По поводу методов перлюстрации существует немало красивых мифов. Есть рассказ о том, что однажды к Джону Терло, главе секретной службы при Оливере Кромвеле в 1653–1659 годах и руководителю перлюстрации, явился незнакомец. Пришедший сказал: «Сэр, вы теряете очень много времени в “черном кабинете”. Вскрыв письма, вы снимаете копии с них, и это обходится вам дорого в смысле расходов на служащих и затраты времени. Между тем, если вы оставите меня одного с письмом, через минуту я вручу вам его точную копию. Через несколько часов письменные знаки копии пропадут, но вы за это время сможете прочесть ее». Терло принял предложение незнакомца. В результате он избавил Кромвеля от необходимости вскрыть отравленное письмо из Франции. При Карле II (1660–1688) Д. Терло удалился на покой, и тайна такой перлюстрации осталась неразгаданной. Писатель Ж. Бертье, опубликовавший эту историю, приводит мнение неназванных английских специалистов, что «это была своего рода фотография без гипосульфитного фиксажа», почему «снимки не сохранялись». Сам Бертье выдвигал предположение, что незнакомец открыл вещество, которое «не было светочувствительным, оно, вероятно, изменяло окраску при соприкосновении с чернилами, причем на несколько часов. Неизвестный, видимо, пропитывал этим веществом листы бумаги, которыми пользовался»216. Мне же вся эта история представляется очередным мифом, не имеющим под собой реального содержания.
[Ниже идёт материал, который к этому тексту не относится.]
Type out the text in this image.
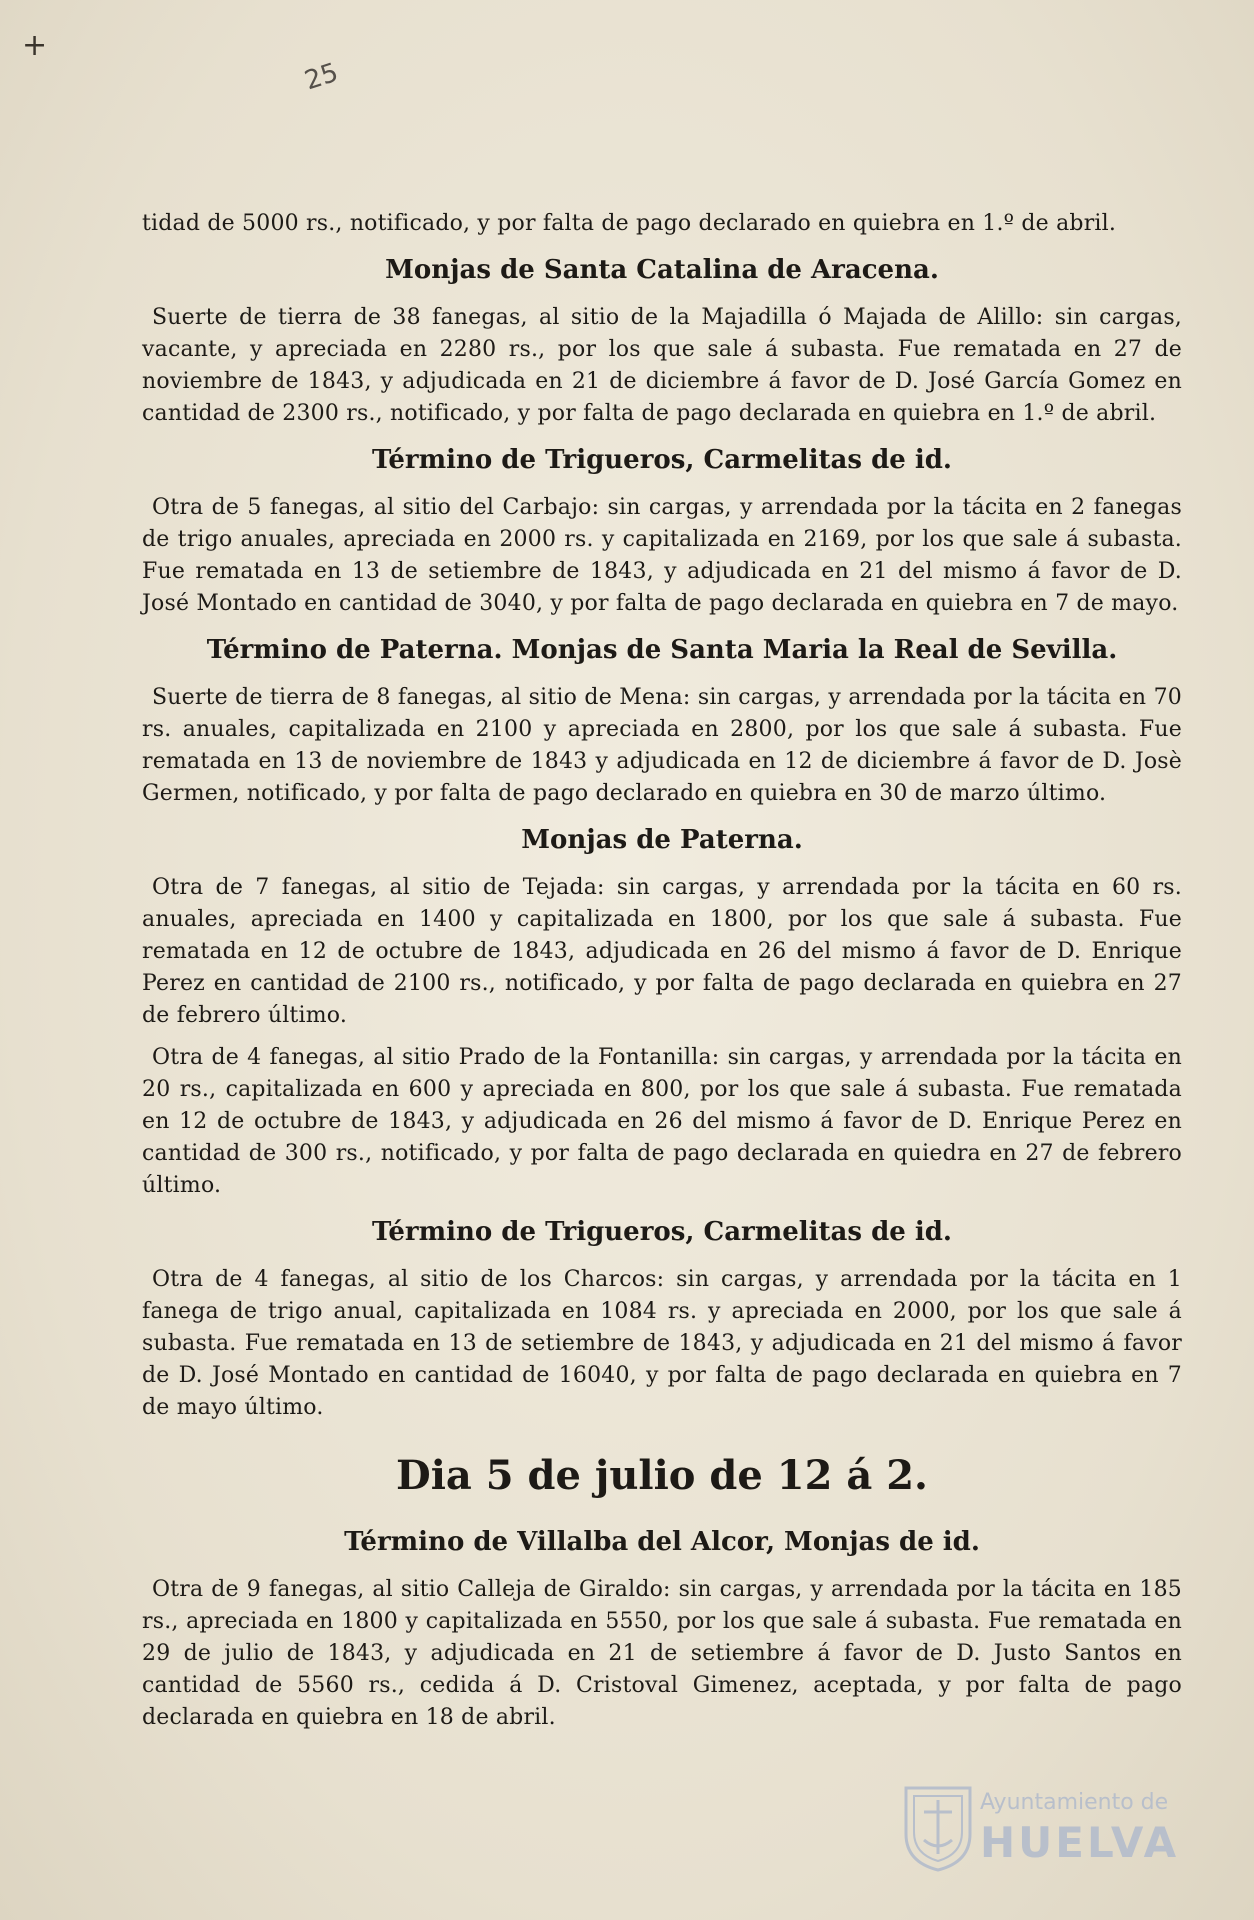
+
25

tidad de 5000 rs., notificado, y por falta de pago declarado en quiebra en 1.º de abril.

Monjas de Santa Catalina de Aracena.

Suerte de tierra de 38 fanegas, al sitio de la Majadilla ó Majada de Alillo: sin cargas, vacante, y apreciada en 2280 rs., por los que sale á subasta. Fue rematada en 27 de noviembre de 1843, y adjudicada en 21 de diciembre á favor de D. José García Gomez en cantidad de 2300 rs., notificado, y por falta de pago declarada en quiebra en 1.º de abril.

Término de Trigueros, Carmelitas de id.

Otra de 5 fanegas, al sitio del Carbajo: sin cargas, y arrendada por la tácita en 2 fanegas de trigo anuales, apreciada en 2000 rs. y capitalizada en 2169, por los que sale á subasta. Fue rematada en 13 de setiembre de 1843, y adjudicada en 21 del mismo á favor de D. José Montado en cantidad de 3040, y por falta de pago declarada en quiebra en 7 de mayo.

Término de Paterna. Monjas de Santa Maria la Real de Sevilla.

Suerte de tierra de 8 fanegas, al sitio de Mena: sin cargas, y arrendada por la tácita en 70 rs. anuales, capitalizada en 2100 y apreciada en 2800, por los que sale á subasta. Fue rematada en 13 de noviembre de 1843 y adjudicada en 12 de diciembre á favor de D. Josè Germen, notificado, y por falta de pago declarado en quiebra en 30 de marzo último.

Monjas de Paterna.

Otra de 7 fanegas, al sitio de Tejada: sin cargas, y arrendada por la tácita en 60 rs. anuales, apreciada en 1400 y capitalizada en 1800, por los que sale á subasta. Fue rematada en 12 de octubre de 1843, adjudicada en 26 del mismo á favor de D. Enrique Perez en cantidad de 2100 rs., notificado, y por falta de pago declarada en quiebra en 27 de febrero último.

Otra de 4 fanegas, al sitio Prado de la Fontanilla: sin cargas, y arrendada por la tácita en 20 rs., capitalizada en 600 y apreciada en 800, por los que sale á subasta. Fue rematada en 12 de octubre de 1843, y adjudicada en 26 del mismo á favor de D. Enrique Perez en cantidad de 300 rs., notificado, y por falta de pago declarada en quiedra en 27 de febrero último.

Término de Trigueros, Carmelitas de id.

Otra de 4 fanegas, al sitio de los Charcos: sin cargas, y arrendada por la tácita en 1 fanega de trigo anual, capitalizada en 1084 rs. y apreciada en 2000, por los que sale á subasta. Fue rematada en 13 de setiembre de 1843, y adjudicada en 21 del mismo á favor de D. José Montado en cantidad de 16040, y por falta de pago declarada en quiebra en 7 de mayo último.

Dia 5 de julio de 12 á 2.
Término de Villalba del Alcor, Monjas de id.

Otra de 9 fanegas, al sitio Calleja de Giraldo: sin cargas, y arrendada por la tácita en 185 rs., apreciada en 1800 y capitalizada en 5550, por los que sale á subasta. Fue rematada en 29 de julio de 1843, y adjudicada en 21 de setiembre á favor de D. Justo Santos en cantidad de 5560 rs., cedida á D. Cristoval Gimenez, aceptada, y por falta de pago declarada en quiebra en 18 de abril.

Ayuntamiento de
HUELVA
В России следы перлюстрации обнаруживаются с XVI века. Прежде всего она относилась к дипломатической переписке. Одной из важнейших задач дипломатов во все времена являлся и является сбор информации о стране пребывания, оценка политики властей, при которых они аккредитованы. По сути, это разведывательная деятельность. Таким образом, перлюстрация, в свою очередь, была средством контрразведки. Немецкий путешественник Сигизмунд Герберштейн, прибывший в Москву в 1526 году в качестве посла Священной Римской империи, автор знаменитых записок, так рассказывал о слухах вокруг опалы князя Василия Шемячича: «Говорят, что причина его пленения была следующая: он написал письмо польскому королю, что хочет передаться ему, и послал это письмо киевскому наместнику. Тот распечатал его и, узнав оттуда об его злом умысле против своего государя, немедленно переслал письмо государю московскому»217.
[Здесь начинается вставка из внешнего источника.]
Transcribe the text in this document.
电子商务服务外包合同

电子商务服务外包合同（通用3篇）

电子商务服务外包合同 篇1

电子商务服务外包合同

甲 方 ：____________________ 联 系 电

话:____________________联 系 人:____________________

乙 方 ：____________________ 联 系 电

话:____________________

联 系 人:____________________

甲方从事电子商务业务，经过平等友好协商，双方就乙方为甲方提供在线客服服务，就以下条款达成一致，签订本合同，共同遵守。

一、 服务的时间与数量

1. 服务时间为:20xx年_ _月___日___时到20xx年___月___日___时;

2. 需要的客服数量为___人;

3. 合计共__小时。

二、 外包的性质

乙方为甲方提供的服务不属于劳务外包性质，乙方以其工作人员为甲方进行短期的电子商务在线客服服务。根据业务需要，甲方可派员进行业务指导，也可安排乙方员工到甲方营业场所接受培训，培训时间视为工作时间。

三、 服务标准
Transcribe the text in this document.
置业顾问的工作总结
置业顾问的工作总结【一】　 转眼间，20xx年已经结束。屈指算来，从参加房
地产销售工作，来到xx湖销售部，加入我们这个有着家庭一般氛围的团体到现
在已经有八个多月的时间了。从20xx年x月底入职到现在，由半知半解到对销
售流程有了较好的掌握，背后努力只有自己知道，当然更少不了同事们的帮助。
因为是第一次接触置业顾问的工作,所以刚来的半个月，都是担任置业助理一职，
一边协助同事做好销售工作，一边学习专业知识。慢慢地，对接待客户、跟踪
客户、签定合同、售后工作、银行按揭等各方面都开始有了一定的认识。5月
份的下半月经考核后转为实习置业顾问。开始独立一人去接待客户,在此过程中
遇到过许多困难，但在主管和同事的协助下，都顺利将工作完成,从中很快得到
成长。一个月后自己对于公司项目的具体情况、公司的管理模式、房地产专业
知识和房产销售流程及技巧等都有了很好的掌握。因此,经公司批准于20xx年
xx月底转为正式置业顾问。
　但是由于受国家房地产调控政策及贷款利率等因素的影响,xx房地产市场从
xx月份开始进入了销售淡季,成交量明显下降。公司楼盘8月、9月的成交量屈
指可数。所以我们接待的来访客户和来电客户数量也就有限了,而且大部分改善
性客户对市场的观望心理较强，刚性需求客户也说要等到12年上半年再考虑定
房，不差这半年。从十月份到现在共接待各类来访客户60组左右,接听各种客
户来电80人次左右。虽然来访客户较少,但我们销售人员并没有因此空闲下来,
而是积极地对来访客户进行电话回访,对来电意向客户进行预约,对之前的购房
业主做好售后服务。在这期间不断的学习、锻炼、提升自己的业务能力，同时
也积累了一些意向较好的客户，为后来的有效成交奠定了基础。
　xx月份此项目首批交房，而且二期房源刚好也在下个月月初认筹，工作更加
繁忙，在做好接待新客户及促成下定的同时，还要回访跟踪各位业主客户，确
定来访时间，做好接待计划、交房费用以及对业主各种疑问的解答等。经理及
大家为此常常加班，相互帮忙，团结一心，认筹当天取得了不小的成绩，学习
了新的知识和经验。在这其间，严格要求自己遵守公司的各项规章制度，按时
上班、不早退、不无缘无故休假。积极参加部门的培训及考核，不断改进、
Резидент Швеции в Москве в 1647–1650 годах Карл Поммеренинг, активно занимавшийся разведывательной деятельностью, в свою очередь жаловался 23 мая 1648 года на то, что его письма в Стокгольм были перехвачены и вскрыты в Новгороде князем Ф.А. Хилковым и дьяком Савином Завесиным. Служебное расследование показало, что дипломат вручил почту московскому ямщику Ивану Осипову. Тот передал ее своему двоюродному брату, ямщику Кузьме Дмитриеву, и велел отвезти к новгородскому переводчику Михаилу Сахарникову. Последний передал почту своему начальству. В результате новгородскому воеводе велено было впредь не допускать подобного самоуправства и пропускать почту шведского резидента «безо всякого задержанья»218.
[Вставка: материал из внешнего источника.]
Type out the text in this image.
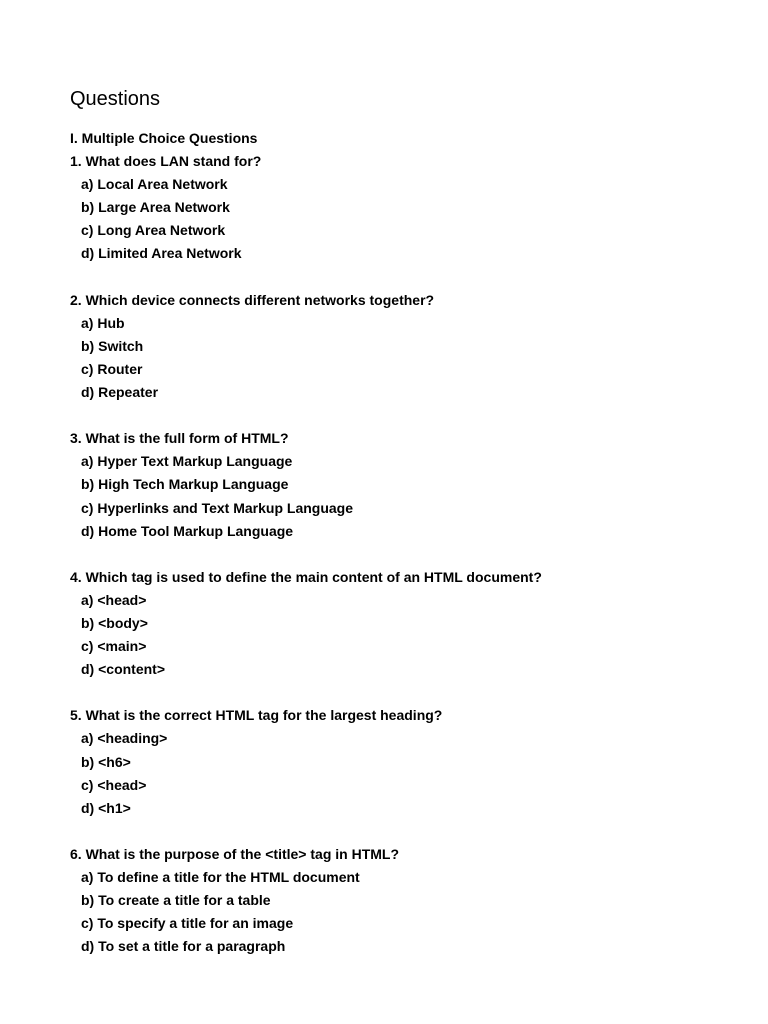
Questions
I. Multiple Choice Questions
1. What does LAN stand for?
a) Local Area Network
b) Large Area Network
c) Long Area Network
d) Limited Area Network
2. Which device connects different networks together?
a) Hub
b) Switch
c) Router
d) Repeater
3. What is the full form of HTML?
a) Hyper Text Markup Language
b) High Tech Markup Language
c) Hyperlinks and Text Markup Language
d) Home Tool Markup Language
4. Which tag is used to define the main content of an HTML document?
a) <head>
b) <body>
c) <main>
d) <content>
5. What is the correct HTML tag for the largest heading?
a) <heading>
b) <h6>
c) <head>
d) <h1>
6. What is the purpose of the <title> tag in HTML?
a) To define a title for the HTML document
b) To create a title for a table
c) To specify a title for an image
d) To set a title for a paragraph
Официальное извинение перед шведским дипломатом и выговор новгородскому воеводе означали скорее не реальное запрещение перлюстрации, а требование проводить подобные операции, не оставляя видимых следов. То, что перлюстрация переписки иностранцев в это время на Московской Руси была уже делом достаточно обычным, подтверждается содержанием газеты «Вести-куранты». Это была рукописная газета, составлявшаяся в Посольском приказе на протяжении XVII века, доступная государю и узкому кругу его приближенных. Например, в 1643–1645 годах в Москве шли переговоры о женитьбе датского королевича Вальдемара на царевне Ирине Михайловне. В номерах газеты за 1644 год имеются переводы писем от 29 августа 1644 года датским послам в Москве О. Пасбергу и С. Биллу от их людей из Королевца (Кенигсберга), писем датскому королевичу Вальдемару и послу О. Пасбергу от 14 октября того же года из Вильно219.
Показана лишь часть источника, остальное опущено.